Indexer - pattern matching is very brittle and does not allow sophisticated configs
Closed this issue · 0 comments
oesteban commented
MRIQC takes an enormous amount of time to index if there is a large hidden folder or e.g. rawdata/
with dicoms.
I'm trying to set up very restrictive ignore
patterns using negative lookahead and lookbehind when configuring the indexer:
ignore_paths = [
re.compile(r"^(?!/sub-[a-zA-Z0-9]+)"),
# Exclude modalities and contrasts ignored by MRIQC (doesn't know how to QC)
re.compile(
r"sub-[a-zA-Z0-9]+(/ses-[a-zA-Z0-9]+)?/(dwi|fmap|perf)/"
),
# negative lookbehind to only index T1w, T2w and bold (please note length must be constant)

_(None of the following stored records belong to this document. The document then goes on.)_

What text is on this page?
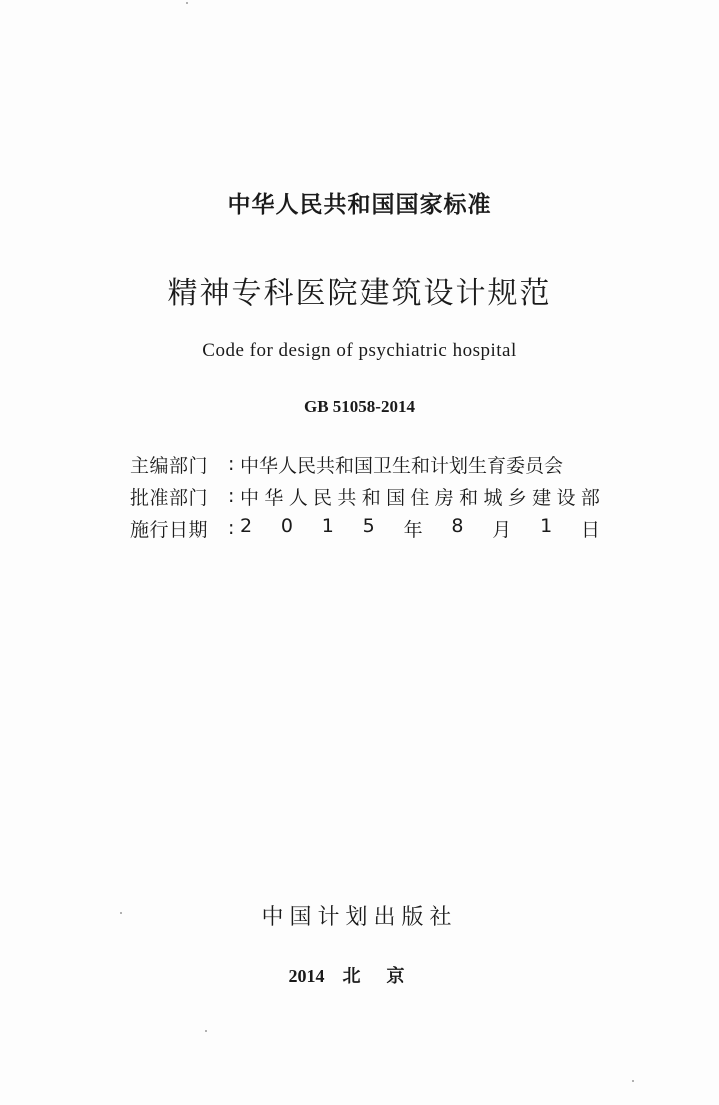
中华人民共和国国家标准
精神专科医院建筑设计规范
Code for design of psychiatric hospital
GB 51058-2014
主编部门	: 中华人民共和国卫生和计划生育委员会
批准部门	: 中 华 人 民 共 和 国 住 房 和 城 乡 建 设 部
施行日期	: 2 0 1 5 年 8 月 1 日
中国计划出版社
2014 北京
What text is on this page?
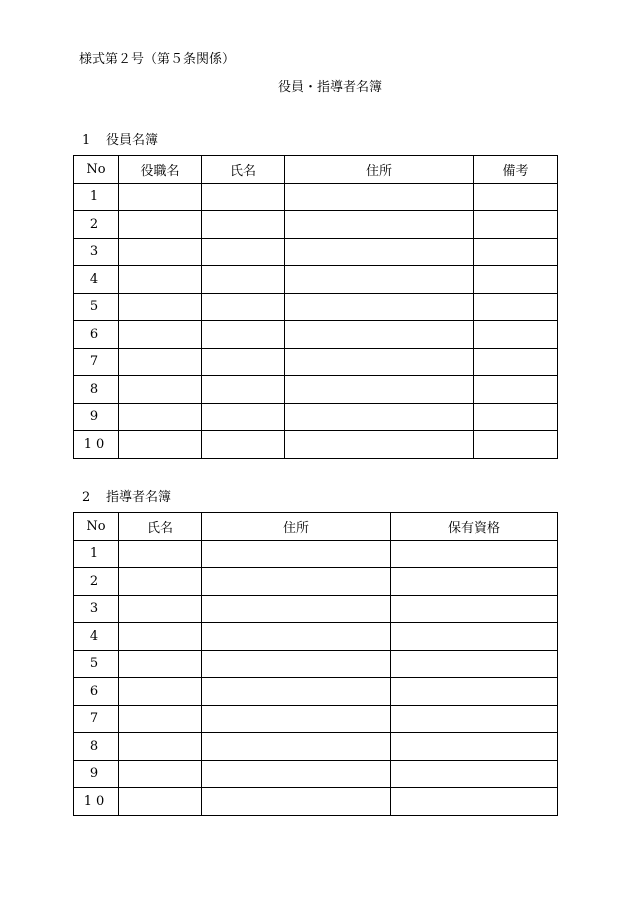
様式第２号（第５条関係）
役員・指導者名簿
1 役員名簿
No	役職名	氏名	住所	備考
1				
2				
3				
4				
5				
6				
7				
8				
9				
10				
2 指導者名簿
No	氏名	住所	保有資格
1			
2			
3			
4			
5			
6			
7			
8			
9			
10			
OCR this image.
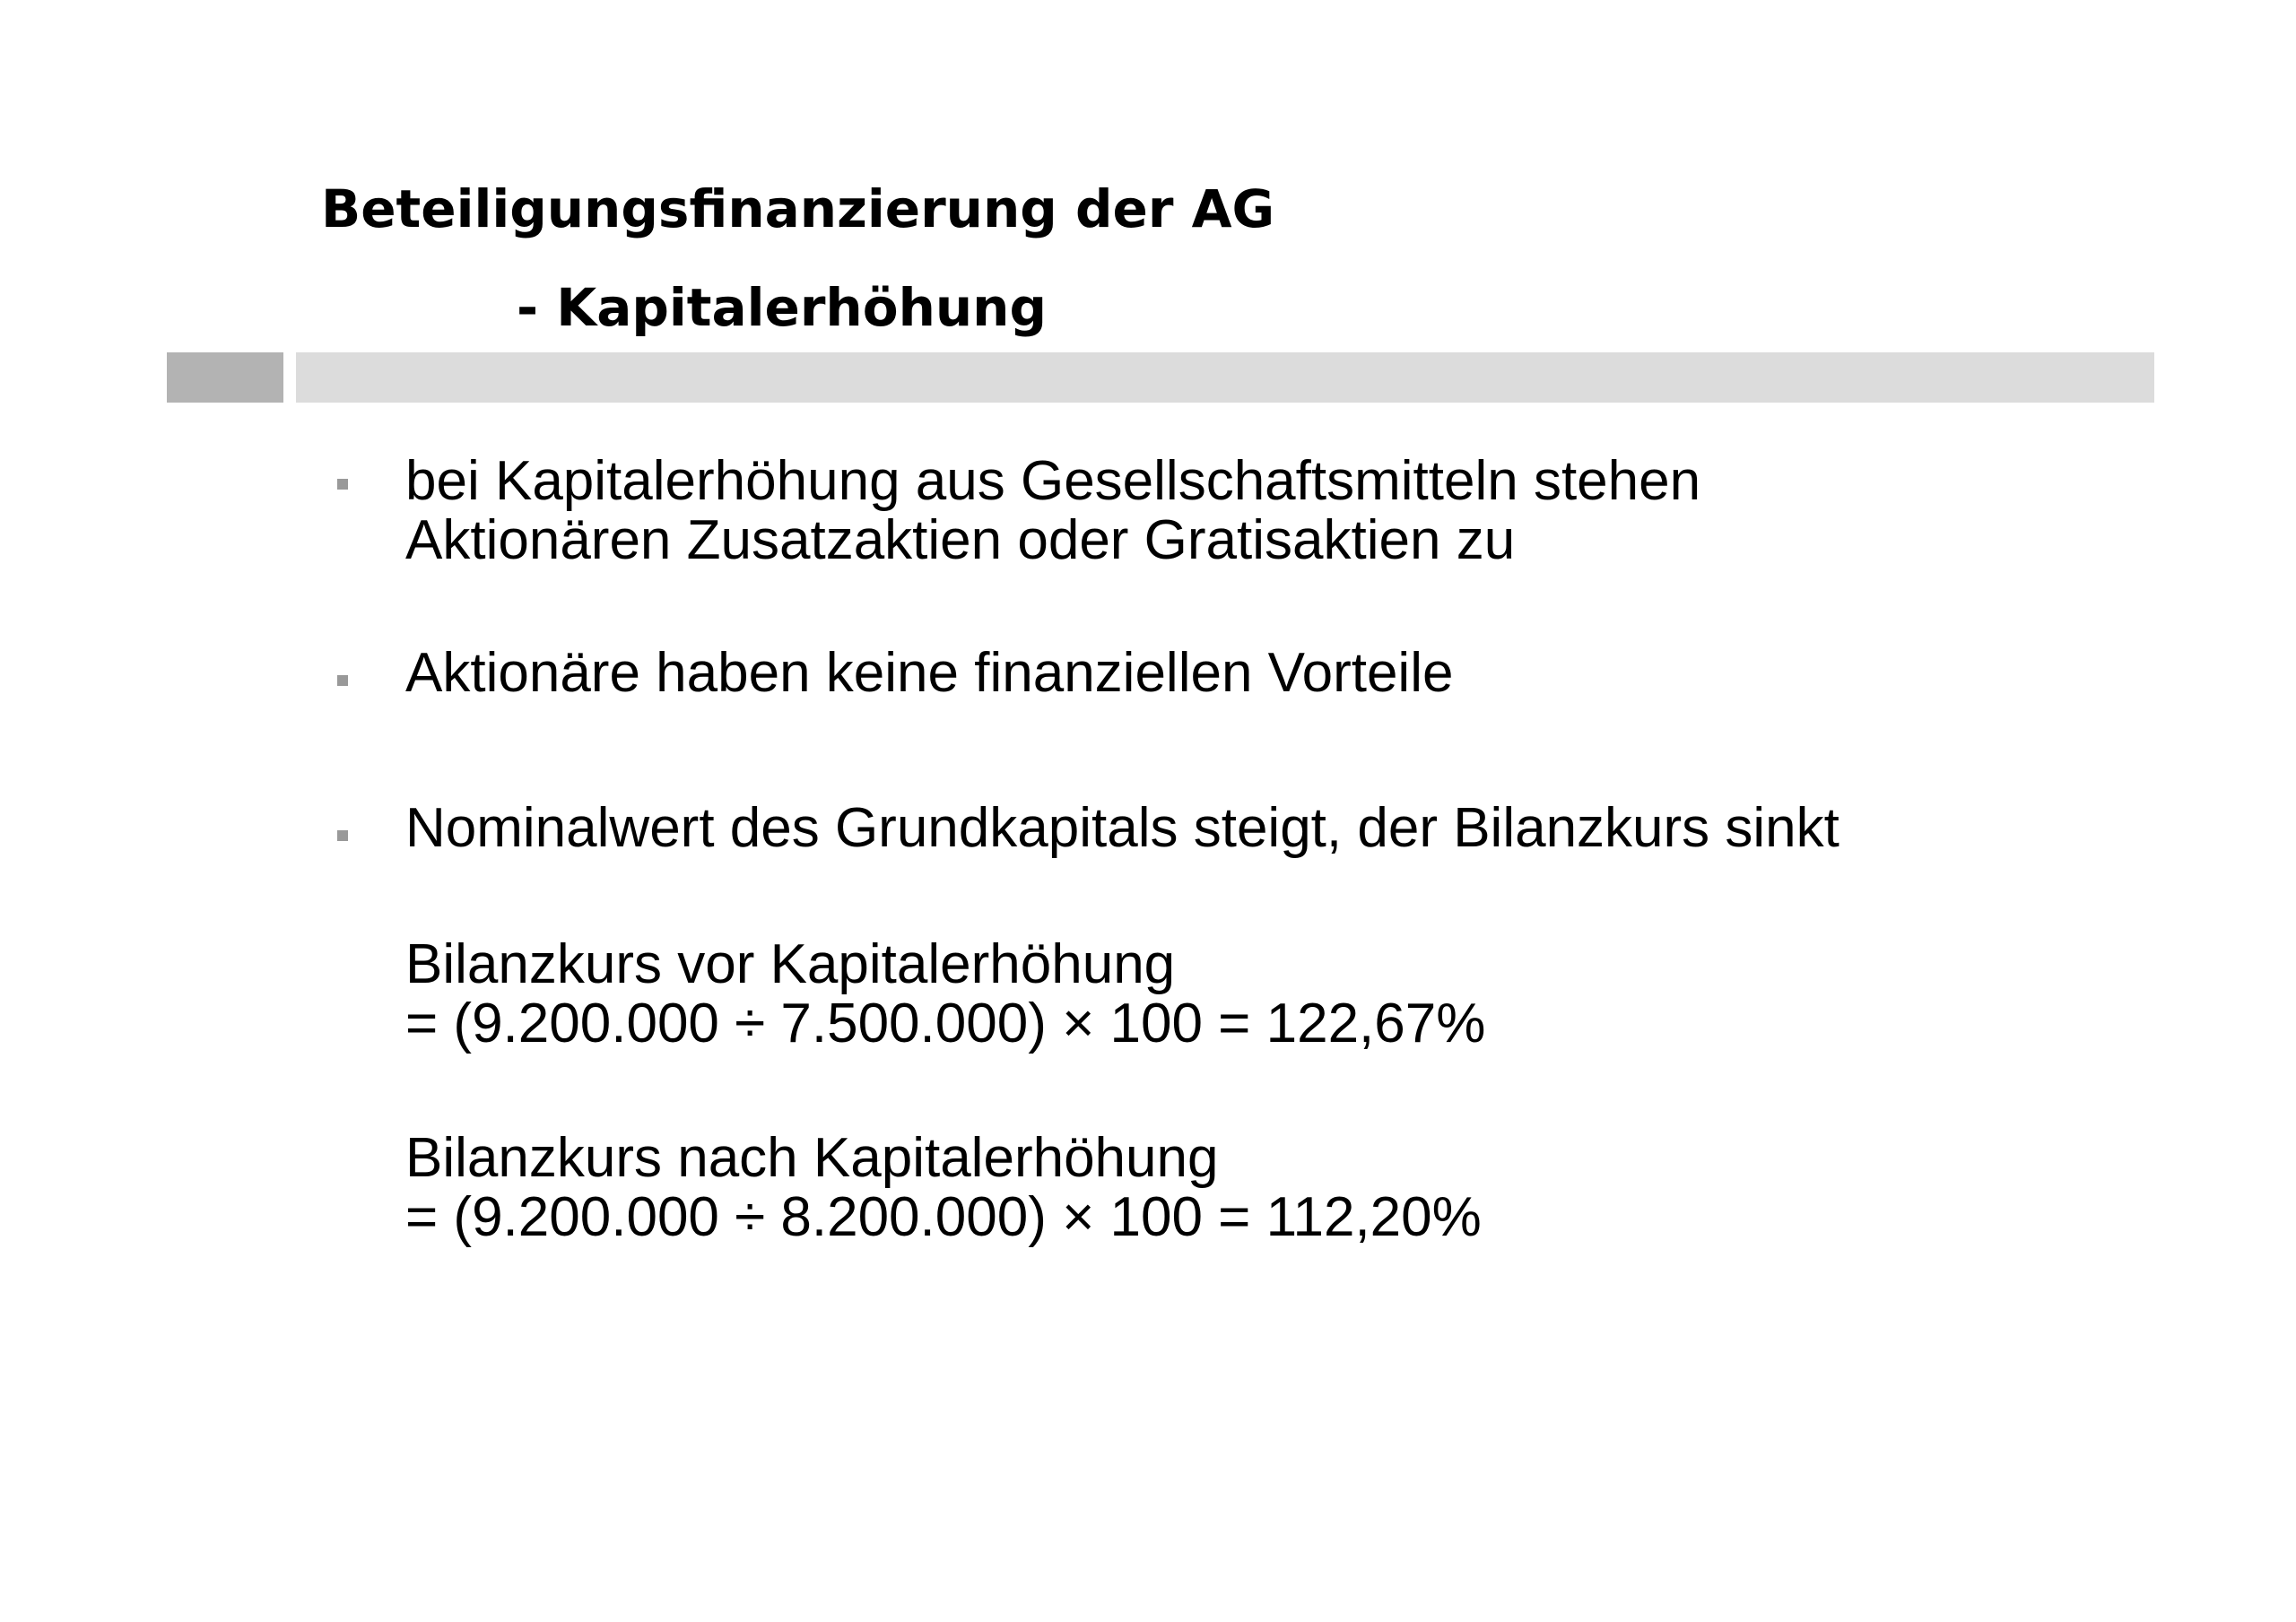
Beteiligungsfinanzierung der AG
- Kapitalerhöhung
bei Kapitalerhöhung aus Gesellschaftsmitteln stehen
Aktionären Zusatzaktien oder Gratisaktien zu
Aktionäre haben keine finanziellen Vorteile
Nominalwert des Grundkapitals steigt, der Bilanzkurs sinkt
Bilanzkurs vor Kapitalerhöhung
= (9.200.000 ÷ 7.500.000) × 100 = 122,67%
Bilanzkurs nach Kapitalerhöhung
= (9.200.000 ÷ 8.200.000) × 100 = 112,20%
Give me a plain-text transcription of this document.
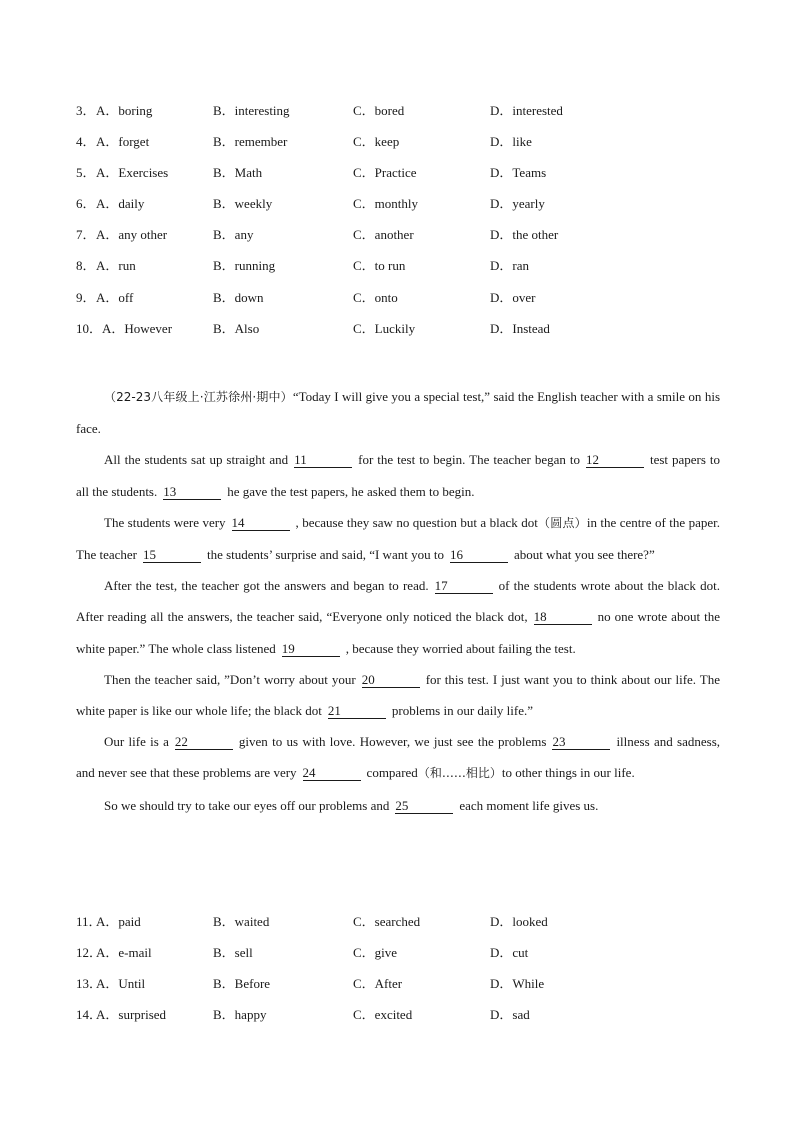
3． A．boring	B．interesting	C．bored	D．interested
4． A．forget	B．remember	C．keep	D．like
5． A．Exercises	B．Math	C．Practice	D．Teams
6． A．daily	B．weekly	C．monthly	D．yearly
7． A．any other	B．any	C．another	D．the other
8． A．run	B．running	C．to run	D．ran
9． A．off	B．down	C．onto	D．over
10． A．However	B．Also	C．Luckily	D．Instead
（22-23八年级上·江苏徐州·期中）“Today I will give you a special test,” said the English teacher with a smile on his face.
All the students sat up straight and 11	for the test to begin. The teacher began to 12	test papers to all the students. 13	he gave the test papers, he asked them to begin.
The students were very 14	, because they saw no question but a black dot（圆点）in the centre of the paper. The teacher 15	the students’ surprise and said, “I want you to 16	about what you see there?”
After the test, the teacher got the answers and began to read. 17	of the students wrote about the black dot. After reading all the answers, the teacher said, “Everyone only noticed the black dot, 18	no one wrote about the white paper.” The whole class listened 19	, because they worried about failing the test.
Then the teacher said, ”Don’t worry about your 20	for this test. I just want you to think about our life. The white paper is like our whole life; the black dot 21	problems in our daily life.”
Our life is a 22	given to us with love. However, we just see the problems 23	illness and sadness, and never see that these problems are very 24	compared（和……相比）to other things in our life.
So we should try to take our eyes off our problems and 25	each moment life gives us.
11．
A．paid	B．waited	C．searched	D．looked
12．
A．e-mail	B．sell	C．give	D．cut
13．
A．Until	B．Before	C．After	D．While
14．
A．surprised	B．happy	C．excited	D．sad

re.compile(r"^.+(?<!(_T1w|_T2w|bold))\.(json|nii|nii\.gz)$"),
]
# If participant label(s) were provided, only index those subjects (negative lookbehind)
if participant_label:
ignore_paths[0] = re.compile(
r"^(?!/sub-("
+ "|".join(participant_label)
+ r"))"
)
I have a patch that addresses this issue. Will send a PR shortly.